Brooks also claimed she was not aware that a public official was the recipient of £40,000 in cash payments she had approved in return for military stories.
“It’s impossible for an editor to know every source of every story, of course. It is impossible with the sheer volume of stories coming into the paper,” she said.
She also denied knowing about the activities of her husband and her former personal assistant Cheryl Carter, which led to accusations that they had hidden evidence from the police.
Brooks admitted to the court that, as chief executive, she had tried to keep a lid on the hacking scandal with a £1 million hush payment to Max Clifford, the PR agent and one of the victims. She insisted she was motivated by company loyalty as opposed to saving her own skin.
Under lengthy cross examination, she spoke politely and did not lose her cool as she denied ordering a mass deletion of emails that the prosecution claimed had hidden her criminal past.
Brooks had been known as a “super schmoozer”, with a relentless charm that enabled her to move in society’s upper circles. It was deployed at the Old Bailey, where she greeted staff on a first-name basis and chatted with journalists.

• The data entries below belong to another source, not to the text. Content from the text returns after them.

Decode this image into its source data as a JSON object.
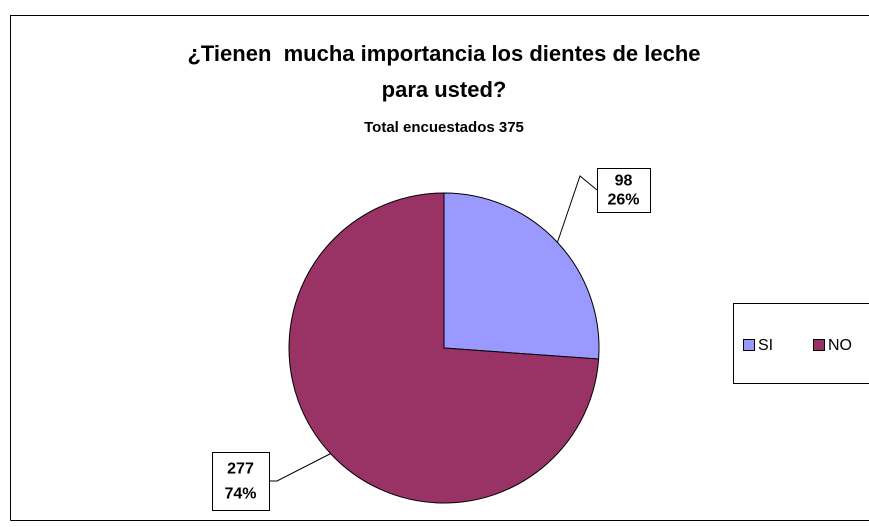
{
  "chart_data": {
    "type": "pie",
    "title": [
      "¿Tienen  mucha importancia los dientes de leche",
      "para usted?"
    ],
    "subtitle": "Total encuestados 375",
    "categories": [
      "SI",
      "NO"
    ],
    "values": [
      98,
      277
    ],
    "percent_labels": [
      "26%",
      "74%"
    ],
    "colors": [
      "#9999ff",
      "#993366"
    ],
    "legend": "right"
  }
}
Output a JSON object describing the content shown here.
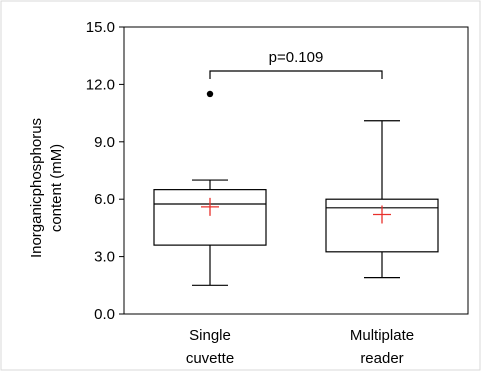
{
  "chart_data": {
    "type": "boxplot",
    "title": "",
    "xlabel": "",
    "ylabel_line1": "Inorganicphosphorus",
    "ylabel_line2": "content (mM)",
    "ylim": [
      0.0,
      15.0
    ],
    "yticks": [
      "0.0",
      "3.0",
      "6.0",
      "9.0",
      "12.0",
      "15.0"
    ],
    "categories": [
      {
        "line1": "Single",
        "line2": "cuvette"
      },
      {
        "line1": "Multiplate",
        "line2": "reader"
      }
    ],
    "boxes": [
      {
        "whisker_low": 1.5,
        "q1": 3.6,
        "median": 5.75,
        "mean": 5.6,
        "q3": 6.5,
        "whisker_high": 7.0,
        "outliers": [
          11.5
        ]
      },
      {
        "whisker_low": 1.9,
        "q1": 3.25,
        "median": 5.55,
        "mean": 5.2,
        "q3": 6.0,
        "whisker_high": 10.1,
        "outliers": []
      }
    ],
    "annotation": {
      "text": "p=0.109"
    },
    "grid": false,
    "mean_marker_color": "#e8302b",
    "line_color": "#000000"
  }
}
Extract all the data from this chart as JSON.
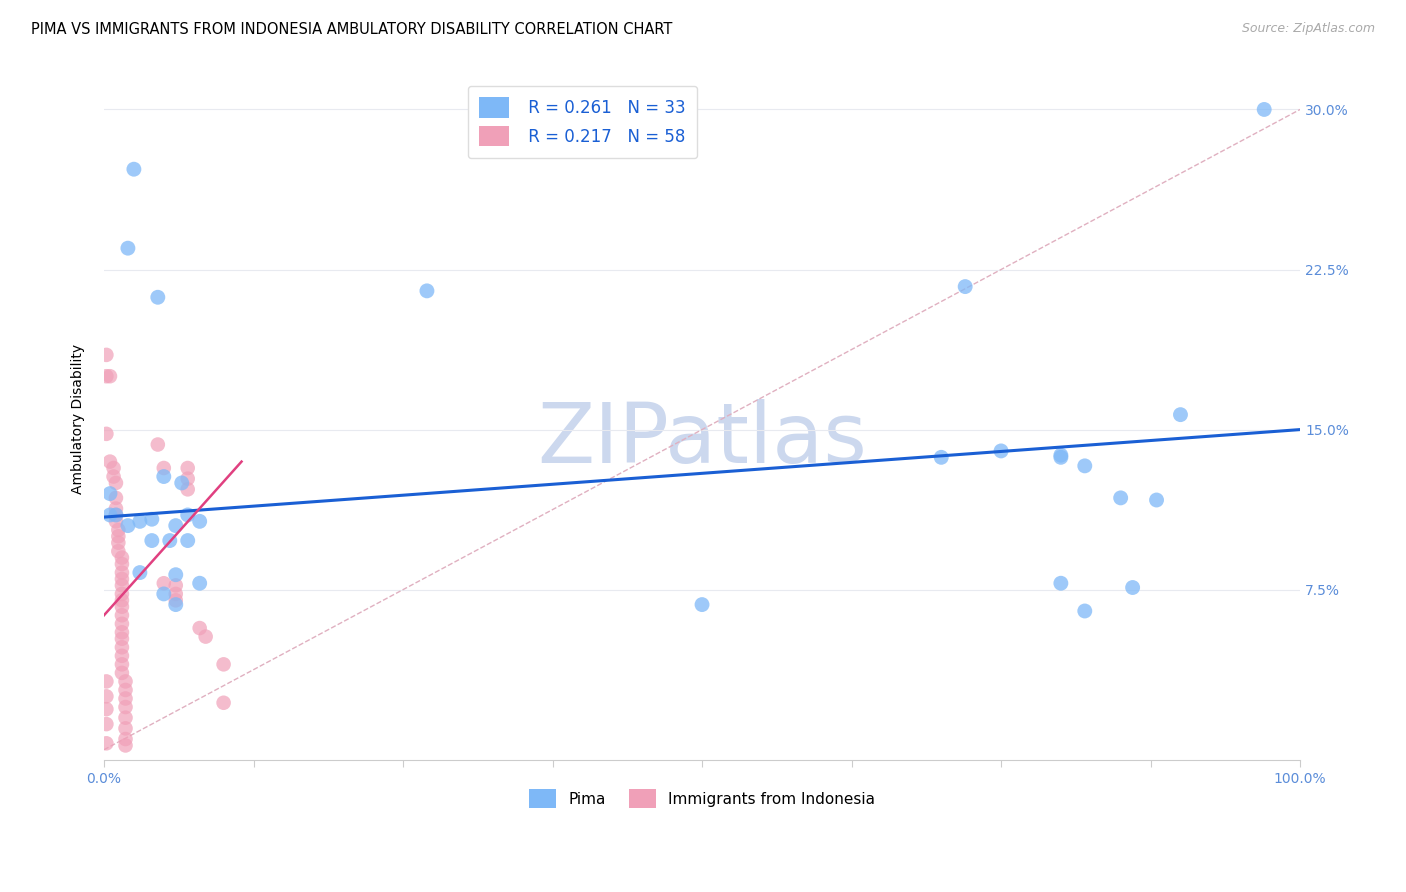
{
  "title": "PIMA VS IMMIGRANTS FROM INDONESIA AMBULATORY DISABILITY CORRELATION CHART",
  "source": "Source: ZipAtlas.com",
  "ylabel": "Ambulatory Disability",
  "xlim": [
    0,
    1.0
  ],
  "ylim": [
    -0.005,
    0.315
  ],
  "plot_ylim": [
    -0.005,
    0.315
  ],
  "yticks": [
    0.075,
    0.15,
    0.225,
    0.3
  ],
  "ytick_labels": [
    "7.5%",
    "15.0%",
    "22.5%",
    "30.0%"
  ],
  "xticks": [
    0.0,
    0.125,
    0.25,
    0.375,
    0.5,
    0.625,
    0.75,
    0.875,
    1.0
  ],
  "xtick_labels": [
    "0.0%",
    "",
    "",
    "",
    "",
    "",
    "",
    "",
    "100.0%"
  ],
  "background_color": "#ffffff",
  "watermark": "ZIPatlas",
  "pima_color": "#7eb8f7",
  "indonesia_color": "#f0a0b8",
  "pima_scatter": [
    [
      0.025,
      0.272
    ],
    [
      0.045,
      0.212
    ],
    [
      0.02,
      0.235
    ],
    [
      0.27,
      0.215
    ],
    [
      0.005,
      0.12
    ],
    [
      0.005,
      0.11
    ],
    [
      0.05,
      0.128
    ],
    [
      0.065,
      0.125
    ],
    [
      0.03,
      0.107
    ],
    [
      0.04,
      0.108
    ],
    [
      0.02,
      0.105
    ],
    [
      0.01,
      0.11
    ],
    [
      0.08,
      0.107
    ],
    [
      0.06,
      0.105
    ],
    [
      0.07,
      0.11
    ],
    [
      0.055,
      0.098
    ],
    [
      0.04,
      0.098
    ],
    [
      0.07,
      0.098
    ],
    [
      0.03,
      0.083
    ],
    [
      0.06,
      0.082
    ],
    [
      0.05,
      0.073
    ],
    [
      0.06,
      0.068
    ],
    [
      0.08,
      0.078
    ],
    [
      0.5,
      0.068
    ],
    [
      0.7,
      0.137
    ],
    [
      0.75,
      0.14
    ],
    [
      0.8,
      0.138
    ],
    [
      0.8,
      0.137
    ],
    [
      0.72,
      0.217
    ],
    [
      0.82,
      0.133
    ],
    [
      0.85,
      0.118
    ],
    [
      0.88,
      0.117
    ],
    [
      0.8,
      0.078
    ],
    [
      0.82,
      0.065
    ],
    [
      0.86,
      0.076
    ],
    [
      0.9,
      0.157
    ],
    [
      0.97,
      0.3
    ]
  ],
  "indonesia_scatter": [
    [
      0.002,
      0.185
    ],
    [
      0.002,
      0.175
    ],
    [
      0.005,
      0.175
    ],
    [
      0.002,
      0.148
    ],
    [
      0.005,
      0.135
    ],
    [
      0.008,
      0.132
    ],
    [
      0.008,
      0.128
    ],
    [
      0.01,
      0.125
    ],
    [
      0.01,
      0.118
    ],
    [
      0.01,
      0.113
    ],
    [
      0.01,
      0.11
    ],
    [
      0.01,
      0.107
    ],
    [
      0.012,
      0.103
    ],
    [
      0.012,
      0.1
    ],
    [
      0.012,
      0.097
    ],
    [
      0.012,
      0.093
    ],
    [
      0.015,
      0.09
    ],
    [
      0.015,
      0.087
    ],
    [
      0.015,
      0.083
    ],
    [
      0.015,
      0.08
    ],
    [
      0.015,
      0.077
    ],
    [
      0.015,
      0.073
    ],
    [
      0.015,
      0.07
    ],
    [
      0.015,
      0.067
    ],
    [
      0.015,
      0.063
    ],
    [
      0.015,
      0.059
    ],
    [
      0.015,
      0.055
    ],
    [
      0.015,
      0.052
    ],
    [
      0.015,
      0.048
    ],
    [
      0.015,
      0.044
    ],
    [
      0.015,
      0.04
    ],
    [
      0.015,
      0.036
    ],
    [
      0.018,
      0.032
    ],
    [
      0.018,
      0.028
    ],
    [
      0.018,
      0.024
    ],
    [
      0.018,
      0.02
    ],
    [
      0.018,
      0.015
    ],
    [
      0.018,
      0.01
    ],
    [
      0.018,
      0.005
    ],
    [
      0.018,
      0.002
    ],
    [
      0.002,
      0.003
    ],
    [
      0.002,
      0.012
    ],
    [
      0.002,
      0.019
    ],
    [
      0.002,
      0.025
    ],
    [
      0.002,
      0.032
    ],
    [
      0.045,
      0.143
    ],
    [
      0.05,
      0.132
    ],
    [
      0.05,
      0.078
    ],
    [
      0.06,
      0.077
    ],
    [
      0.06,
      0.073
    ],
    [
      0.06,
      0.07
    ],
    [
      0.07,
      0.132
    ],
    [
      0.07,
      0.127
    ],
    [
      0.07,
      0.122
    ],
    [
      0.08,
      0.057
    ],
    [
      0.085,
      0.053
    ],
    [
      0.1,
      0.04
    ],
    [
      0.1,
      0.022
    ]
  ],
  "pima_line_color": "#1a5fd4",
  "indonesia_line_color": "#e04080",
  "pima_line_x": [
    0.0,
    1.0
  ],
  "pima_line_y": [
    0.109,
    0.15
  ],
  "indonesia_line_x": [
    0.0,
    0.115
  ],
  "indonesia_line_y": [
    0.063,
    0.135
  ],
  "diag_line_color": "#e0b0c0",
  "diag_line_x": [
    0.0,
    1.0
  ],
  "diag_line_y": [
    0.0,
    0.3
  ],
  "title_fontsize": 10.5,
  "source_fontsize": 9,
  "axis_fontsize": 10,
  "tick_fontsize": 10,
  "tick_color": "#5b8dd9",
  "grid_color": "#e8eaf0",
  "watermark_color": "#ccd8ee",
  "watermark_fontsize": 60,
  "legend_R_N_color": "#1a5fd4",
  "legend_N_color": "#cc2244"
}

During the prosecution’s opening she referred to her Cheshire roots when she asked a group of reporters: “Will you all still be here when it’s my defence or will it just be the Warrington Guardian left?” One shot back: “Don’t worry, Rebekah, we’ll all be here, you’re the star of the show.”
Members of the famed Chipping Norton set dropped in to court 12, including Jeremy Clarkson, the Top Gear presenter, and his wife Frances.
Brooks’s mother Deborah Weir was also a regular visitor, although she spent time at the townhouse looking after Scarlett.
However, her husband was clearly her greatest supporter, a fixture by her side. At the end of the first day of the prosecution’s opening, as they prepared to face the huge crowd of cameras outside, he stopped her at the top of the Old Bailey’s internal steps and gave her a long hug. They are now expected to spend some time in the Oxford countryside, repairing their lives.